In Setagaya, a borough or ward of Tokyo, there exists a small storefront that sells the best Chinese steamed buns I have eaten thus far. They cost 140 yen, less than two dollars, and depending on my appetite, I can manage one or perhaps one and a half. They are filled with a mixture of pork (I think; if it is not pork, I’d prefer not to know what it might be), vegetables and some liquid that is roughly the consistency, color and temperature of molten lava. The preferred method of consumption is to bite a small hole in the top of the bun to allow the steam out, and then wait about five minutes before attempting any further incursion into the bun’s heart. The first time, one is sorely tempted to dig in directly, as the outside of the bun is cool enough to hold in one’s bare hand, but this is a mistake made only once.

In late December, Setagaya ward holds a week-long flea market. The streets are filled with eat-on-the-fly food stands and sellers hawking every manner of merchandise imaginable: antiques, jewelry, clothing, artworks, kimonos, New Year decorations, and stuffed animals depicting the upcoming year’s mascot on the Chinese lunar calendar (2011 is the Year of the Rabbit). This provided a good excuse for me to pay a visit to Setagaya, a place I don’t often get to as it is some distance from my house. And of course, any visit to Setagaya would not be complete without a stop at the steamed bun place.

It turned out I was not the first person with this idea. The line for steamed buns stretched from the shop front all the way back to the first corner, at which point it made a 90-degree turn and continued down the side street to the first crossing, then another 90-degree turn down that street a good fifty or seventy-five feet! Yikesu, as we say in Japan. Still, I was not going to come all the way to Setagaya and not get a steamed bun (or two), so I gamely got into the line, and there I stayed for the better part of an hour.

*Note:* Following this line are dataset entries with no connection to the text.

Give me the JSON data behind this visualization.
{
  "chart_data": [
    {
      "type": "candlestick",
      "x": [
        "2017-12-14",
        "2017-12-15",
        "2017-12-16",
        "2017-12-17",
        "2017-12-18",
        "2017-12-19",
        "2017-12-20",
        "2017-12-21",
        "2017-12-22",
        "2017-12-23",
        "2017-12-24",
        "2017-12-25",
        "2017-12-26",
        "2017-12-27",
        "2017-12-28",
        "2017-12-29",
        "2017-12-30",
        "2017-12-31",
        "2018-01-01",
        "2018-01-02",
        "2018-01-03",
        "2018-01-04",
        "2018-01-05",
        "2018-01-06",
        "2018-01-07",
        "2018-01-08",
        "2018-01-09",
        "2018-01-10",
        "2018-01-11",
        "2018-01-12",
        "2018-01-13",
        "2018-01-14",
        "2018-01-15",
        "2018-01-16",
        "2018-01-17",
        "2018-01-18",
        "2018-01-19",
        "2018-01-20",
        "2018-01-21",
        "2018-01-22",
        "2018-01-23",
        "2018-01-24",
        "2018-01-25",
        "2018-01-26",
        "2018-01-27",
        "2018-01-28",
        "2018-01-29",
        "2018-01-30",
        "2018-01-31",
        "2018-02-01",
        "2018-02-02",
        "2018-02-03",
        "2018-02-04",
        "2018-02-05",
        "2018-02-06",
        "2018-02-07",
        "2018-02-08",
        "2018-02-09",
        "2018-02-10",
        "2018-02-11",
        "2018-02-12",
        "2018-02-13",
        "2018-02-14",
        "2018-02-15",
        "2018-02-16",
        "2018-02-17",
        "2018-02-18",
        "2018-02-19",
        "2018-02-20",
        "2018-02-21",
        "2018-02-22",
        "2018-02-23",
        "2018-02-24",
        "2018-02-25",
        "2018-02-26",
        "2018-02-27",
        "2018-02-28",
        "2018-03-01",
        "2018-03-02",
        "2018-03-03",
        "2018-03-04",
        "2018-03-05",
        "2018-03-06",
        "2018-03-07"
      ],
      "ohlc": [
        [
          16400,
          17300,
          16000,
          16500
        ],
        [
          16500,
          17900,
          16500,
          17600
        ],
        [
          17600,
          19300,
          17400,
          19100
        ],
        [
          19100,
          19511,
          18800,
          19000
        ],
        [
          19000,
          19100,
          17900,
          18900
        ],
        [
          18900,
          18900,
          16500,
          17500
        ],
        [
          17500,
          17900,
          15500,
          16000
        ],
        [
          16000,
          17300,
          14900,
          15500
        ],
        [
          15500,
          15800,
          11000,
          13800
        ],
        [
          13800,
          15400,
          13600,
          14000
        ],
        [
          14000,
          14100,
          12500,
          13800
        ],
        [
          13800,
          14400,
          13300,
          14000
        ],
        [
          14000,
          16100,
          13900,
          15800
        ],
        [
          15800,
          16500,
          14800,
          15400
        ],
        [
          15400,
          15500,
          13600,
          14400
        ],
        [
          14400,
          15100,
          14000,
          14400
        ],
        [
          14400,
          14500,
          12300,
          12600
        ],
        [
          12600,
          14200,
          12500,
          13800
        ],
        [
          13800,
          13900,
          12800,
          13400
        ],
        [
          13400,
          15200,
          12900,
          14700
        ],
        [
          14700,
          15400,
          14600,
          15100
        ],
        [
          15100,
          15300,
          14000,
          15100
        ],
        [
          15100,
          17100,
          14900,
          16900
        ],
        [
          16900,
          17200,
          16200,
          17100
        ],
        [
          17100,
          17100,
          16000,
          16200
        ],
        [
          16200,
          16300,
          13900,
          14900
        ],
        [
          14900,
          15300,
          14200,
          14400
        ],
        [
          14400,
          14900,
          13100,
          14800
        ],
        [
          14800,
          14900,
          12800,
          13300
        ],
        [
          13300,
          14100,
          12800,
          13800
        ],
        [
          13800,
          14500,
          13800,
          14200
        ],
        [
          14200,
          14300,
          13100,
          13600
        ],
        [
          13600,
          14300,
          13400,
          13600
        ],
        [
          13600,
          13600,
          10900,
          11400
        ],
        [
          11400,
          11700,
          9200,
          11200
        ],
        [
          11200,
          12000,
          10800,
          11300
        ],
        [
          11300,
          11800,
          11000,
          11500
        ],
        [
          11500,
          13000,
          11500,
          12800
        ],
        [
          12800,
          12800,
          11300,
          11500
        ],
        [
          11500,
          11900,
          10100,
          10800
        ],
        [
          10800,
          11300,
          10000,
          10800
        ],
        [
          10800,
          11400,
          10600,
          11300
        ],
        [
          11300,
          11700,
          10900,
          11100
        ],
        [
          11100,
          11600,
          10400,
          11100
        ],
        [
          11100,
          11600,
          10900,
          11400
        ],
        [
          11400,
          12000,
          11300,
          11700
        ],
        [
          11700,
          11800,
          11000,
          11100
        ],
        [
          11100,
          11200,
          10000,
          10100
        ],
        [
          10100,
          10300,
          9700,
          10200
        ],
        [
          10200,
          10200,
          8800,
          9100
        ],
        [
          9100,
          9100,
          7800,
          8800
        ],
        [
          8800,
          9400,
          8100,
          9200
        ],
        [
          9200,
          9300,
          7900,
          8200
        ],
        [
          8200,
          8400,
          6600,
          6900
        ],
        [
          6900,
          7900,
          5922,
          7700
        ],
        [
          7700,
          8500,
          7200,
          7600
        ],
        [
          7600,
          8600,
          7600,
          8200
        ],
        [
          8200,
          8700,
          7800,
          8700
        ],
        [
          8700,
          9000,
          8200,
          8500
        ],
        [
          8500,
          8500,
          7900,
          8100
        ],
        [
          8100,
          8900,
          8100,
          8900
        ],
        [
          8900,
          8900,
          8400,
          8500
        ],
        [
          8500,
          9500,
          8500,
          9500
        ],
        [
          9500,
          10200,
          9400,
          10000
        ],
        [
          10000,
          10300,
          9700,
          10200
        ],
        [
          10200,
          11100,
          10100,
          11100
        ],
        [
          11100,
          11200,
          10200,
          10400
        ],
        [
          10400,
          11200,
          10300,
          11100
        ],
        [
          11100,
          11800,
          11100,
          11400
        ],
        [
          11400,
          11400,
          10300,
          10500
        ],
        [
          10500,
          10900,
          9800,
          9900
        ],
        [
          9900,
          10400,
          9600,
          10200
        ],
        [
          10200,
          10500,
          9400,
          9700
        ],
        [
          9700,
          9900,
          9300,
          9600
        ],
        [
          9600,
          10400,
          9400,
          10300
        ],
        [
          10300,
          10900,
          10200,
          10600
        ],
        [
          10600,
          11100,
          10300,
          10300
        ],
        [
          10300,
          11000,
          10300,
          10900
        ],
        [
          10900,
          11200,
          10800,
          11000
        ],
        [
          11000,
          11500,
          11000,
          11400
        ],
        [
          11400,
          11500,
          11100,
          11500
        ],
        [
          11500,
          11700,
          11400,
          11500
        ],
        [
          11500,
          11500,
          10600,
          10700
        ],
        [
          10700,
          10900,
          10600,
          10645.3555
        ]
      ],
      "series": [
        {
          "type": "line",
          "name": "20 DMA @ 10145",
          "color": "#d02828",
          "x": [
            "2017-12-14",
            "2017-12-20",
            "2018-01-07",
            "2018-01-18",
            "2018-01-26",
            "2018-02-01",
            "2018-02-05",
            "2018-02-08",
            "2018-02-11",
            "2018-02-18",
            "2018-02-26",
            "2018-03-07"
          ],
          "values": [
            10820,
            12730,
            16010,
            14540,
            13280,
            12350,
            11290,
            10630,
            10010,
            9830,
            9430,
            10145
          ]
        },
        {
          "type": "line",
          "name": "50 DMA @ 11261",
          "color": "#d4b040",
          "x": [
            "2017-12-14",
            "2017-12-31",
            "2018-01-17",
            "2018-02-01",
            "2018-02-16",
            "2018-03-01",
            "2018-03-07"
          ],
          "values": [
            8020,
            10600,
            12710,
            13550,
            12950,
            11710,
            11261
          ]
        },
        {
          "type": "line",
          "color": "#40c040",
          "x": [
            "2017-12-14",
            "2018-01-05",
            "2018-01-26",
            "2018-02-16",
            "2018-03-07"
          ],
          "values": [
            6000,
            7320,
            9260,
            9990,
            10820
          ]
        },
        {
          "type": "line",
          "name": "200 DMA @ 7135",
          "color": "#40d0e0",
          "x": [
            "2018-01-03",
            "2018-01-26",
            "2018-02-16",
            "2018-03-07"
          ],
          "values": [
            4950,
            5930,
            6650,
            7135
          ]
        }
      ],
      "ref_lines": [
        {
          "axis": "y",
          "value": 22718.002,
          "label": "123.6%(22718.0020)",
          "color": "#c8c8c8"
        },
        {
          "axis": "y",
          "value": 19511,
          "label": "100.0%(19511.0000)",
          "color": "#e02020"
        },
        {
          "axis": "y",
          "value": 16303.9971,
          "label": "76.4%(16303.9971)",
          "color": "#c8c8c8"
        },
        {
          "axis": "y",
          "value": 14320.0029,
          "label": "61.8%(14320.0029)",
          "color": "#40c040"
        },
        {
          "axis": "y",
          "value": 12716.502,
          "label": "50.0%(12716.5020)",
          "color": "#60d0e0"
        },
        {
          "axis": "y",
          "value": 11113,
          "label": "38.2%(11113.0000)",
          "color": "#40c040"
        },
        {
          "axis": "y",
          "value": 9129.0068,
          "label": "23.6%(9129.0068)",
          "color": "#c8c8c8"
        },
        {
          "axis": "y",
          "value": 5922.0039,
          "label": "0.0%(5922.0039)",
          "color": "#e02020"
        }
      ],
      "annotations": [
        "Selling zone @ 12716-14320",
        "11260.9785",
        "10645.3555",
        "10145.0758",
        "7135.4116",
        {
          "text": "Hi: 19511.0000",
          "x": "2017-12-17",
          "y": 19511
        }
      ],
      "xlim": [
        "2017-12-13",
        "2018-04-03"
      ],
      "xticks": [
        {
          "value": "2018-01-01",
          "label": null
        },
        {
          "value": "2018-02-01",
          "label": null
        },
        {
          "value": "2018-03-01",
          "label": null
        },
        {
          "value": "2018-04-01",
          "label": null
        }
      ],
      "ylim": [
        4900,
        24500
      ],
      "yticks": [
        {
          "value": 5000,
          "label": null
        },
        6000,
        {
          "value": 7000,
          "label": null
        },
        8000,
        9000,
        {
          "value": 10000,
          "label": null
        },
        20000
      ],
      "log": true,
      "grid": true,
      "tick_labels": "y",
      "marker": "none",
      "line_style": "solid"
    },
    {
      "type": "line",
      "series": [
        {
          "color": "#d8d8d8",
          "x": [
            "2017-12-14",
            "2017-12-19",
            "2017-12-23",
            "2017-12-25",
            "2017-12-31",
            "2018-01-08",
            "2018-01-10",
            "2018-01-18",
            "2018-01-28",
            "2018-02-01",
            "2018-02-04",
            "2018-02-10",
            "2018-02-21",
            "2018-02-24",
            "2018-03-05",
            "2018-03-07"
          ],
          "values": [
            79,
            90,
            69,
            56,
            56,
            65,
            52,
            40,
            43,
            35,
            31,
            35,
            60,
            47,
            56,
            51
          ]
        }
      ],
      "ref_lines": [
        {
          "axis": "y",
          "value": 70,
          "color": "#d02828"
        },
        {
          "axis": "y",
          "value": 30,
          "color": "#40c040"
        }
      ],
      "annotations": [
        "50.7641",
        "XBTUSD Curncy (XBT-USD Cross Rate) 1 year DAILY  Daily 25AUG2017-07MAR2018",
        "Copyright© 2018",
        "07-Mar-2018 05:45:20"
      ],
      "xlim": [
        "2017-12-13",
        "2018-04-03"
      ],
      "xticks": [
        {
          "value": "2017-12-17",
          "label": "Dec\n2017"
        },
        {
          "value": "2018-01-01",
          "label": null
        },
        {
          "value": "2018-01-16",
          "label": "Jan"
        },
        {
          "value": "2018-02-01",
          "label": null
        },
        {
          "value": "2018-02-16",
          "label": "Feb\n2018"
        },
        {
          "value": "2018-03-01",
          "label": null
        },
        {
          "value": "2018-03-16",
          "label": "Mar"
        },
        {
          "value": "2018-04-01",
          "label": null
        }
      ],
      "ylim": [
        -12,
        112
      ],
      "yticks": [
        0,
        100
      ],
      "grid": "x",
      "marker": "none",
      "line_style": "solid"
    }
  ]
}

During this time I made some observations, which as time went by turned into assumptions, and which at some point may evolve into a hypothesis or theorem. The concept of a queue is regarded quite differently from country to country, I think. In the US and Canada, if there is a line for, say, a movie, one is expected to join in at the end of the line, and await one’s turn to buy tickets. In Mexico and other Latin American countries I have visited, this seems to be more or less the same in concept, but differs in practice in that one looks for a friend or acquaintance already in the line, expresses hearty surprise at one’s good luck at meeting said acquaintance at such a propitious time, and then joins the queue at that point, engaging in enthusiastic conversation with the friend until arriving at the destination point (and then, of course, buying the tickets). In China, lining up seems to be for dilettantes only; one simply makes one’s way to the forefront, sometimes by misdirecting the attention of one of the aforementioned dilettantes already in line, and then sneaking in ahead of him, or sometimes just by outright shoving. The Japanese, naturally, are polite above all else. The queues are quiet and orderly, and everyone waits his turn. But here’s the part I have never seen anywhere else: I’m standing in line, minding my own business, dutifully waiting my turn, when some guy walks up and asks “What’s everybody lining up for?” So I tell him we’re waiting for steamed buns. “Cool,” he says, and he gets into line too. Where else in the world would somebody veer off his intended path to voluntarily join an hour-long queue for something he had no particular knowledge of, and no previous desire for, just because other people were already lined up for it? I love this place!